Given the scale of the humanitarian needs of people forced to flee their homes, the mental health issues of forcibly displaced people have long tended to take a back seat. But studies have shown that displaced people tend to struggle more with certain mental illnesses than the population as a whole. A 2019 study published in The Lancet showed that “the burden of mental disorders is high in conflict-affected populations”, while a 2020 study in Plos Medicine suggested that “adult refugees and asylum seekers have high and persistent rates of post-traumatic stress disorder (PTSD) and depression.”

UNHCR, the UN Refugee Agency, is striving to make mental health and psychosocial support an integral part of its work – particularly in the context of the ongoing COVID-19 pandemic, with its spikes in isolation, loss of livelihoods and uncertainty about the future.

“In Guatemala, we experienced a miracle.

And although mental health issues can sometimes trigger displacement, as was the case for the Medina family, fleeing home is often so stressful that it can lead to mental health crises in people who had never suffered before. such problems before.

Such was the case of Óscar*, an event decorator and gay rights activist who was forced to flee his native Nicaragua following a wave of anti-government protests that swept the country in 2018. Óscar took part to the protests and, as a result, he said he was the target of credible death threats.

A life-changing ordeal followed, as he left home and, narrowly escaping detention on numerous occasions, eventually crossed the border into neighboring Costa Rica. But with tens of thousands of other Nicaraguans also fleeing political persecution and seeking asylum in Costa Rica, it was difficult for him to make ends meet and he eventually decided to move once more, this time north. , in Guatemala.

“I’ve been on an emotional roller coaster.”

Here, Óscar found safety, but not peace: the stress of being a wanted man at home, the rapid changes in his life, and estrangement from family and friends all had devastating effects.
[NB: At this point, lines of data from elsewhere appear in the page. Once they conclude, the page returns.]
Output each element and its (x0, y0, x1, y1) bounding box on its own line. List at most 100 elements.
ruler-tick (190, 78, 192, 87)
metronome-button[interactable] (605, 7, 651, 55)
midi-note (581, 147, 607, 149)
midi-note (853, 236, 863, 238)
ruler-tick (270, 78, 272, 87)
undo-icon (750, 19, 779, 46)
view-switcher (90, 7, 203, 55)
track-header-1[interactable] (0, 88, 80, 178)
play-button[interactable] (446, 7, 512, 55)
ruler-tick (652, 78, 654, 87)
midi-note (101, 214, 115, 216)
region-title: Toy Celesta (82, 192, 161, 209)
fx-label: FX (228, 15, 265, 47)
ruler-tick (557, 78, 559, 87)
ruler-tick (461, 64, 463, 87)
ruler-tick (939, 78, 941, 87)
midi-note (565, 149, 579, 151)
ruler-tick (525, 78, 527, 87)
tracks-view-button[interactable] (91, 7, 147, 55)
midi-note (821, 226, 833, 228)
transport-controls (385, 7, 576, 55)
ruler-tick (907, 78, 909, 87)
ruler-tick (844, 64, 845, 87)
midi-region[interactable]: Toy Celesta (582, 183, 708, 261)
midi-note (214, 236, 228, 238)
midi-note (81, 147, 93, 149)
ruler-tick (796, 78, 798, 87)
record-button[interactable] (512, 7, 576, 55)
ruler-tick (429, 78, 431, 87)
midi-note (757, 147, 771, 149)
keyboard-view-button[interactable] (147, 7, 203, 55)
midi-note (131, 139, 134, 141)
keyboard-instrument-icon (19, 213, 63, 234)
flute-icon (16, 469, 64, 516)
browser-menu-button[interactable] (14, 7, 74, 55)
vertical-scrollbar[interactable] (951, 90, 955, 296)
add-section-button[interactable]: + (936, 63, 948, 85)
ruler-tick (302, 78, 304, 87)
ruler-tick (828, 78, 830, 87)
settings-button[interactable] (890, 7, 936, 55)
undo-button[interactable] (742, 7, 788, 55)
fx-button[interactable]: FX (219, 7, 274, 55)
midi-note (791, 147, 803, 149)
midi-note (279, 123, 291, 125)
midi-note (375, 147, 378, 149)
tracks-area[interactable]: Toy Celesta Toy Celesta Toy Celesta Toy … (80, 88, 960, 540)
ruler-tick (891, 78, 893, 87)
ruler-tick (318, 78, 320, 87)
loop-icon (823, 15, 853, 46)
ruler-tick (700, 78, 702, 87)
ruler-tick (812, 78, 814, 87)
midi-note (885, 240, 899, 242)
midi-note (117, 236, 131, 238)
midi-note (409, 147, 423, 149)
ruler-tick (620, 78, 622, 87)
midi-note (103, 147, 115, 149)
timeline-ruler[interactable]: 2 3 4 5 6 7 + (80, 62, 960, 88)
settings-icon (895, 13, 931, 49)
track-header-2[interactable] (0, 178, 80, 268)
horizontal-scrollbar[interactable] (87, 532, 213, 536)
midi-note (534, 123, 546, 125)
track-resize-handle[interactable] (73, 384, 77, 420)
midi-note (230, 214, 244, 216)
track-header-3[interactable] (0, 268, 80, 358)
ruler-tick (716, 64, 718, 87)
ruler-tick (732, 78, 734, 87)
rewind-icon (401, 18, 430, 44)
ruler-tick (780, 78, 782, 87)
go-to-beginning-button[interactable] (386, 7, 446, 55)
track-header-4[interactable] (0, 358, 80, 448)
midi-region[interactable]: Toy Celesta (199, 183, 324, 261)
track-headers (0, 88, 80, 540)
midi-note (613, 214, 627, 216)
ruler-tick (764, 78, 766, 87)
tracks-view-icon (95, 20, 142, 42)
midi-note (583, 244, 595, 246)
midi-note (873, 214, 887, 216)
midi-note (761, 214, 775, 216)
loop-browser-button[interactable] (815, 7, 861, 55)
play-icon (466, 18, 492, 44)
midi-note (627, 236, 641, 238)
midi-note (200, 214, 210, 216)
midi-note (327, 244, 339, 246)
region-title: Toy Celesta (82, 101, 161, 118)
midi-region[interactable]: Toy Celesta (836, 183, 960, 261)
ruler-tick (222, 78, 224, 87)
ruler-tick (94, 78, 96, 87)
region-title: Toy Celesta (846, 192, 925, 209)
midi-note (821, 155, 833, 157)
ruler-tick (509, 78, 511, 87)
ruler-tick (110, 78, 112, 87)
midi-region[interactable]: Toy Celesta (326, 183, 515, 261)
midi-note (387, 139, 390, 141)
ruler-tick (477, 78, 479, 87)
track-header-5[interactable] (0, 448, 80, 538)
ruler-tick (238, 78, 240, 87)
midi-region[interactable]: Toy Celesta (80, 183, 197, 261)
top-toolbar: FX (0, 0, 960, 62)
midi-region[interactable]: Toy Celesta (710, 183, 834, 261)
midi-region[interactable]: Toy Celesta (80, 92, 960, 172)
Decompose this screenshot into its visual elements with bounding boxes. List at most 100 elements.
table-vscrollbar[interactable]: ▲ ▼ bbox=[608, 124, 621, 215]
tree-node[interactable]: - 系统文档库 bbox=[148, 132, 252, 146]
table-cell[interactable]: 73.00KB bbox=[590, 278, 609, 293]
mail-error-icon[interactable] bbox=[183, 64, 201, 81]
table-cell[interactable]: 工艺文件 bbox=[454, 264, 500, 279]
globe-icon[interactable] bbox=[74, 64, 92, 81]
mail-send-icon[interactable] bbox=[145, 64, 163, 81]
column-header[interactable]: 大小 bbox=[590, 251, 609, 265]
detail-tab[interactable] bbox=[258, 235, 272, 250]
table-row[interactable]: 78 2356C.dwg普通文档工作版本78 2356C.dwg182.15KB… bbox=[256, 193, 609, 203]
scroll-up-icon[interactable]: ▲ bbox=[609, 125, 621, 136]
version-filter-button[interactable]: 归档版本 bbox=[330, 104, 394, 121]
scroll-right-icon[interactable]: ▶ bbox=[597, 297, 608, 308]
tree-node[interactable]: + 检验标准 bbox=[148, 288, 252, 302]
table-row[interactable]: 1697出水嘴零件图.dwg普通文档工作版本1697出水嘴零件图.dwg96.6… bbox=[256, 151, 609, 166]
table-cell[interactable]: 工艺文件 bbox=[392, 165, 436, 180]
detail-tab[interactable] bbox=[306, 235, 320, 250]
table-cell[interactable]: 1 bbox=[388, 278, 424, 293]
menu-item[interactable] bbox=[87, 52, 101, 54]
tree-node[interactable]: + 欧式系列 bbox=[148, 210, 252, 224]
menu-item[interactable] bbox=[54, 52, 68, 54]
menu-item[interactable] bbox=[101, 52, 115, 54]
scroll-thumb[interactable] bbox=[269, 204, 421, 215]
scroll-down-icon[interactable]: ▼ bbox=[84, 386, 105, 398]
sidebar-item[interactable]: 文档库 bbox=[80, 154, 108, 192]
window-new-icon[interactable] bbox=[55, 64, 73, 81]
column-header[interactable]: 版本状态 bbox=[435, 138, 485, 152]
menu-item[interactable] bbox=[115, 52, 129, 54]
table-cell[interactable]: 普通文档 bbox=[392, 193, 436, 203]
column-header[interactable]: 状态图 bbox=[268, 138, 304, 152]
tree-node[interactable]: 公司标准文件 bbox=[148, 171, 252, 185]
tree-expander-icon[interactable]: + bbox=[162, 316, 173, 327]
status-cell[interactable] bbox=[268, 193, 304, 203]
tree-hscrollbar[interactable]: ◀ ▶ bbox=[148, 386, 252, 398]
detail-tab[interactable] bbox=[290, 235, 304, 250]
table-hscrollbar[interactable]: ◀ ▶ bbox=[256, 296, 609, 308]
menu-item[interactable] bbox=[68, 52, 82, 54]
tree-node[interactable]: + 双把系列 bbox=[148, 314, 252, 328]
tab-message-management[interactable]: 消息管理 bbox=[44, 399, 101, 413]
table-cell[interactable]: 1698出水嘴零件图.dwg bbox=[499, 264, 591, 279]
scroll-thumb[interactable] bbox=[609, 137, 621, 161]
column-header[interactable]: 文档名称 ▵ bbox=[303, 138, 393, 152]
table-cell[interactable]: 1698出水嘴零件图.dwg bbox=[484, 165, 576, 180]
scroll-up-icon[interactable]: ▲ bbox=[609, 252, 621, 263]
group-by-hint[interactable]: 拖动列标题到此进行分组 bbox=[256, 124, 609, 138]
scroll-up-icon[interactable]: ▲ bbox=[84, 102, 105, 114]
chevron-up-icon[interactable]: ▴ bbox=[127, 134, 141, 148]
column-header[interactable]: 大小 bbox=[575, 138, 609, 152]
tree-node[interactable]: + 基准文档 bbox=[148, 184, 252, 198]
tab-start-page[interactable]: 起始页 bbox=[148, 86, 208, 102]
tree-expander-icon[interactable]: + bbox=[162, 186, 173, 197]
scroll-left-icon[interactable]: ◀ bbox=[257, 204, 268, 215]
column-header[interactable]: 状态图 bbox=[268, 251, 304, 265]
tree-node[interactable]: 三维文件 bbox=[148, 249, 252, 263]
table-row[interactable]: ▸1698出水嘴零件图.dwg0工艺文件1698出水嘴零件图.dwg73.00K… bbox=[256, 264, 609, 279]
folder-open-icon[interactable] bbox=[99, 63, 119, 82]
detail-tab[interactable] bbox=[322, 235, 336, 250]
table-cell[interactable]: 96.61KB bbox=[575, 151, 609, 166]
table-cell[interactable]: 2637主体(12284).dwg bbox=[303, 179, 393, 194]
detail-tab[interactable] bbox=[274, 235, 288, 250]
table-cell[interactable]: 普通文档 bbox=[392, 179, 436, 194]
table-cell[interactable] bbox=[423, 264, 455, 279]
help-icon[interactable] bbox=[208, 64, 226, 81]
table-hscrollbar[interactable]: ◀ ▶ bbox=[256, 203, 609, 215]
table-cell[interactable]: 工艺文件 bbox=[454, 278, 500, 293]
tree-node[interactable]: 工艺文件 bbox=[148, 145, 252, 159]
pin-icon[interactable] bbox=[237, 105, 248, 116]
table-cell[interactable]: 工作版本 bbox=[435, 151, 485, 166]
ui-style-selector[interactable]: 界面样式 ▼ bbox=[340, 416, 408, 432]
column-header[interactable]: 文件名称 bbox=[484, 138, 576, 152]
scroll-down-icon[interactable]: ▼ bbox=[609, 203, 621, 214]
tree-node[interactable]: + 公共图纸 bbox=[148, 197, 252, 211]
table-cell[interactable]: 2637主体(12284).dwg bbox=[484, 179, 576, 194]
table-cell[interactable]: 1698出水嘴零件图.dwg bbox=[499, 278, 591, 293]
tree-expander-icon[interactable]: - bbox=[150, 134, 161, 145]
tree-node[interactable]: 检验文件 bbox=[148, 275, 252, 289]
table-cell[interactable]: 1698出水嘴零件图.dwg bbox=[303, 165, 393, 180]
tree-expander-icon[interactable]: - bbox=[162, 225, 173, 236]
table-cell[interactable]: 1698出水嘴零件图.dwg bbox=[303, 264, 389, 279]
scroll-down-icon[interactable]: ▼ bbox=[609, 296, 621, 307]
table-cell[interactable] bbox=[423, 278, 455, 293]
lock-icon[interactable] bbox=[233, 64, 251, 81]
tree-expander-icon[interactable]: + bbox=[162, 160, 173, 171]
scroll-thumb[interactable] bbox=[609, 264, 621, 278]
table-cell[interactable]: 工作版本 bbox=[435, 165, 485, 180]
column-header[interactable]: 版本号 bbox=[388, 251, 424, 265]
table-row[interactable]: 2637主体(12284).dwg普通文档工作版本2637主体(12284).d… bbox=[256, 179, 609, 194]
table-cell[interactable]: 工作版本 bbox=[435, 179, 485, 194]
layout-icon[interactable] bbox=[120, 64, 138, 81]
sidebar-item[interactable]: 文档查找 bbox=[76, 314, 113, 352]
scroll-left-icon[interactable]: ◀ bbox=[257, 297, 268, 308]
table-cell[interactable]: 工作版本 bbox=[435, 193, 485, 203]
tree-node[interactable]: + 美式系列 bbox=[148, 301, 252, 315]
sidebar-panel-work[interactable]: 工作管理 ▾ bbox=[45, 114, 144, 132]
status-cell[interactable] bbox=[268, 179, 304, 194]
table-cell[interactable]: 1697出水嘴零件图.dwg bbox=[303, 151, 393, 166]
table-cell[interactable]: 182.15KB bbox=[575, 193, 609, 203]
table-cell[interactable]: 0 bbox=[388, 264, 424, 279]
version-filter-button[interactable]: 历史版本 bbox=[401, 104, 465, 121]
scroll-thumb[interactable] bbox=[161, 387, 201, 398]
“I’ve been on an emotional rollercoaster and I’ve been through a deep depression,” he said, sitting on a bed that takes up most of the small rented room in Guatemala City where he lives. “I even got to a point where I never imagined I would be where I had to go to a mental hospital… Once I went five days without sleep and thought I was going crazy.”

Óscar briefly took antidepressants to help him through the worst of the crisis, but says what helped him the most were the weekly sessions with a therapist that UNHCR helped provide. He is now at the point where he can support himself and has started to look hopefully to the future again.

“I have setbacks and there are still times when I just don’t want to get out of bed, but I know I have to keep going,” said Óscar, whose youthful looks and short stature belie his 37 years. . “Although I look physically weak, I have a very strong character.”

*The name has been changed for protection reasons.